After Tuesday, North Texans get some warmer weather. Daytime high on Wednesday should be at 60 degrees.
At 7 a.m., Dallas/Fort Worth Airport was at 18 degrees with a wind chill reading of 2. Bitterly cold north winds ranged from 15 to 26 mph.
Other wind chill readings at 7 a.m. included Arlington, 1; Fort Worth Spinks, 0; Lancaster 3; Sherman, minus-1; Granbury, 4; and Denton, minus-5.
The coldest day on record in Dallas-Fort Worth was 8 below zero on Feb. 12, 1899. No. 2 is minus-2 on Jan. 31, 1949.
Wind chill readings were in single digits after an arctic front Saturday afternoon brought cold temperatures and breezy north winds.
It was the same over much of the country as temperatures plunged to minus-20 degrees and lower across much of the Northern Plains overnight as a fresh surge of bitter arctic air reached into the Midwest.
Chicago police said a commercial plane slid off a runway early Sunday at O’Hare Airport. There were no injuries reported from the incident just after 1 a.m.
Bismarck, N.D., posted a new record low for the date of Dec. 17 with 31 degrees below zero on Saturday before midnight, said National Weather Service meteorologist Zachary Hargrove. Linton, N.D., was even colder at minus-33 degrees early Sunday.
Presbyterian Night Shelter in Fort Worth had more than 650 homeless people stay overnight.
“We had room for more,” Executive Director Toby Owen said in a telephone interview.
The high Sunday will probably not be above freezing.
MedStar implemented cold weather protocol, meaning response priorities are upgraded to patients who are outdoors. MedStar ambulances responded to four exposure calls overnight, two people were taken to local hospitals, officials reported.

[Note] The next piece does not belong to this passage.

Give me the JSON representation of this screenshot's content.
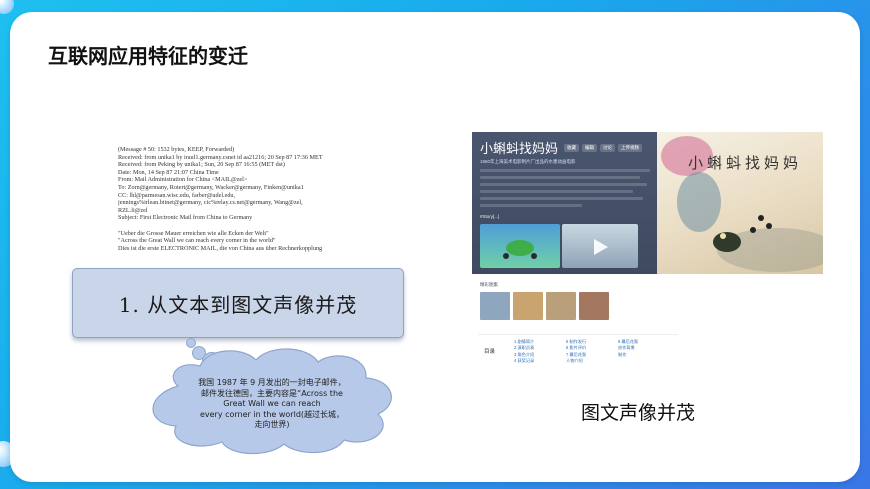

MedStar officials recommended residents dress in several layers of loose-fitting clothing, cover your face and mouth. Other recommendations included limiting time outdoors, not ignoring shivering and staying dry, and if you get wet, removing wet clothing immediately.

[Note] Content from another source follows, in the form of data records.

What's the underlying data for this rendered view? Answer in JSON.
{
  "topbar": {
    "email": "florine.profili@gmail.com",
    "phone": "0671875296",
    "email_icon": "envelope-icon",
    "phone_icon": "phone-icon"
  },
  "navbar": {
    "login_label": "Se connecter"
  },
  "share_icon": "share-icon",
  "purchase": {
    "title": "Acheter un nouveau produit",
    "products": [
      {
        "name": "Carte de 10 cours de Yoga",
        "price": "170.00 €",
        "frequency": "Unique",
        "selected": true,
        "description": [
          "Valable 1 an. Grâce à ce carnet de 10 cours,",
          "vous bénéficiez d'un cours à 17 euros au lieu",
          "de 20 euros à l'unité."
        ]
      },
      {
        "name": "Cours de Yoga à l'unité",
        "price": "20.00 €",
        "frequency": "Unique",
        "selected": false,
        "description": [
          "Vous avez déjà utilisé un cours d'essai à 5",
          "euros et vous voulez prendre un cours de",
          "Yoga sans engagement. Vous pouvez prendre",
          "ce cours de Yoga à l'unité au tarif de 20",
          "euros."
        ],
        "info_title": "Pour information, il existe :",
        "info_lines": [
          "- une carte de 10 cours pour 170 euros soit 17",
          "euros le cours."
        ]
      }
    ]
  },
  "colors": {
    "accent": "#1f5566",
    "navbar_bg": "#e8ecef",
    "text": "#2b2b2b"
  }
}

Colorado residents were digging out after up to 16 inches of snow fell across the state on Saturday, stranding motorists and leaving some areas of the state with subzero temperatures on Sunday. The National Weather Service said the thermometer dipped to 27 degrees below zero in Limon. Breckenridge reported the most snow, with 16 inches that gave skiers and snowboarders the heavy snow they have been hoping for all season.
Snow and freezing rain led to numerous highway accidents, some serious. Perhaps the biggest accident was in Baltimore, when a tanker carrying gasoline skidded off a highway and exploded, killing two people and causing a nearly 70-vehicle pileup on Interstate 95, authorities said. Hospital officials said nearly two dozen people were treated for injuries including broken bones and head trauma. A total of seven remained hospitalized Sunday with two in critical condition, two in serious condition and three in fair condition.

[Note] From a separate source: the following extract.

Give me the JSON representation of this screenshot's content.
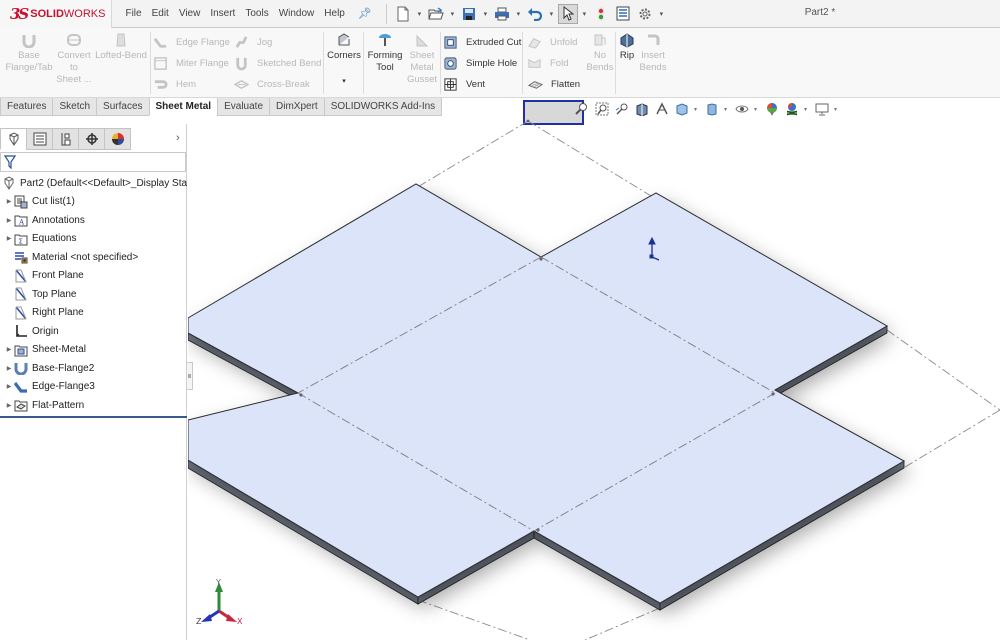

In southwestern Michigan, icy conditions appear to have played a role in a crash that killed a 73-year-old motorist. There were dozens of crashes in Indiana — two of them with fatalities — due to freezing rain and ice. The roads were so slick that authorities had to move motorists stranded on an overpass with a ladder.
In Ohio, a Columbus woman died Saturday when her car skidded off a slick road, authorities said.
This report includes material from The Associated Press.